Elizabeth M. Gelson (“Gelson”), a Certified Public Accountant and Tax Principal for Untracht Early LLC, performed the forensic accounting.[2] As described in an affidavit, Gelson acquainted herself with the operations of the businesses and examined their bank statements, canceled checks, credit card statements, payroll registers, financial statements, and tax returns, with the goal of separating legitimate from illegitimate charges. Affidavit of Elizabeth M. Gelson, Docket # 20-1, at ¶¶ 4(a)-(d).
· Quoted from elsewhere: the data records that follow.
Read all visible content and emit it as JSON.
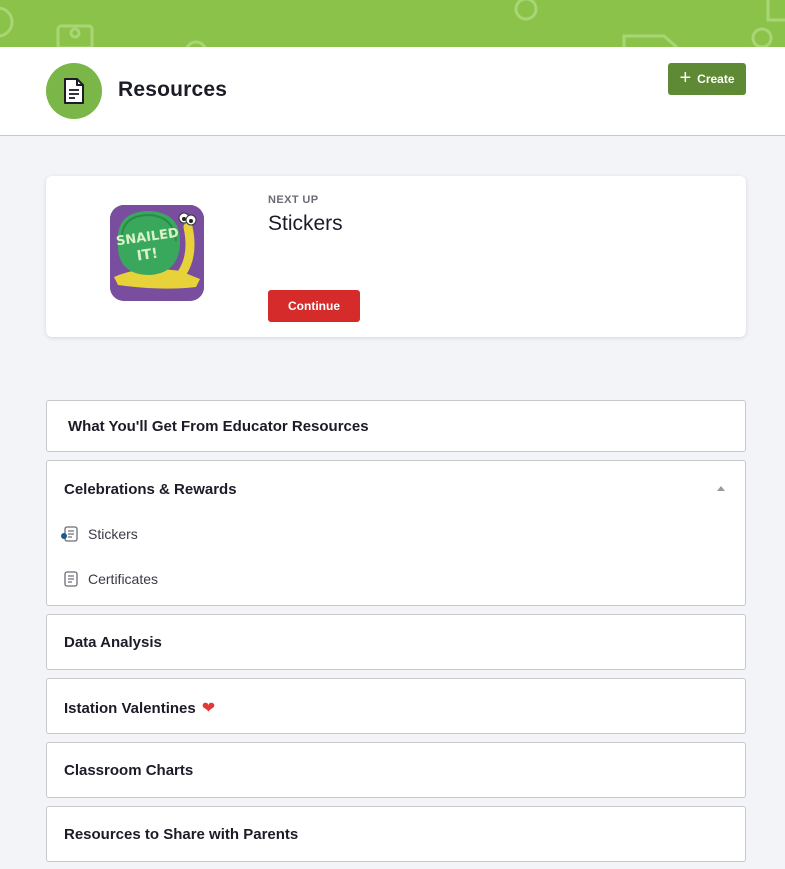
{
  "header": {
    "title": "Resources",
    "icon": "document-icon",
    "create_label": "Create",
    "accent": "#7ab648",
    "banner_color": "#8bc34a"
  },
  "next_up": {
    "label": "NEXT UP",
    "title": "Stickers",
    "continue_label": "Continue",
    "thumbnail_text": "SNAILED IT!",
    "button_color": "#d62b2b"
  },
  "sections": [
    {
      "title": "What You'll Get From Educator Resources",
      "expanded": false
    },
    {
      "title": "Celebrations & Rewards",
      "expanded": true,
      "items": [
        {
          "label": "Stickers",
          "current": true
        },
        {
          "label": "Certificates",
          "current": false
        }
      ]
    },
    {
      "title": "Data Analysis",
      "expanded": false
    },
    {
      "title": "Istation Valentines",
      "expanded": false,
      "emoji": "❤"
    },
    {
      "title": "Classroom Charts",
      "expanded": false
    },
    {
      "title": "Resources to Share with Parents",
      "expanded": false
    }
  ]
}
She also spoke with company accounting staff and participated in discussions between Tom Gelson and the relevant banks and credit card companies. Id. ¶¶ 6-7. She recorded her time by making handwritten notes on an accounting ledger.[3] The entries on the ledger indicate the specific task Gelson performed and the amount of time she spent on that task. All told, Gelson spent 48.25 hours on the account. The $17, 106 the government requests is the number of hours multiplied by Gelson’s $425 per hour rate, less a $3, 500 “courtesy discount.”

This evidence satisfies the three-part test. There would be no need for a comprehensive forensic accounting had Greany not stolen from the victim businesses. According to the Presentence Investigation Report (“PSR”), Greany’s theft continued through September 2012. PSR ¶ 7. Gelson began her review in January 2013, a short time later. Gelson Aff. ¶ 4. And nothing in the record suggests Gelson’s review strayed from the offense. See United States v. Edwards, No. 13-10314-WGY, 2014 WL 2002844, at *7-*8 (D. Mass. May 16, 2014) (confirming that accountants’ fees are recoverable under the MVRA but declining to award them because the government did not adequately connect them to the criminal offense and subsequent prosecution). Finally, it was plainly foreseeable that once they uncovered the theft, the victim businesses would desire to determine the extent of the loss and seek an accountant’s help in so doing. See Janosko, 642 F.3d at 42. I conclude, as have five circuits who have considered the question in similar cases, that Gelson’s accounting fees are “other expenses incurred during participation in the investigation or prosecution of the offense” for which Greany must pay restitution under the MVRA.[4] 18 U.S.C. § 3663A(b)(4); see United States v. Elson, 577 F.3d 713, 728 (6th Cir. 2009); United States v. Stennis-Williams, 557 F.3d 927, 930 (8th Cir. 2009); United States v. Dwyer, 275 F. App’x 269, 272-73 (5th Cir. 2008) (unpublished); United States v. Amato, 540 F.3d 153, 159 (2d Cir. 2008); United States v. Henrie, 177 F. App’x 677 (9th Cir. 2006) (unpublished).

The government’s motion for additional restitution (Docket # 20) is ALLOWED. It is hereby ORDERED that Marie Greany is responsible for additional restitution in the amount of $17, 838.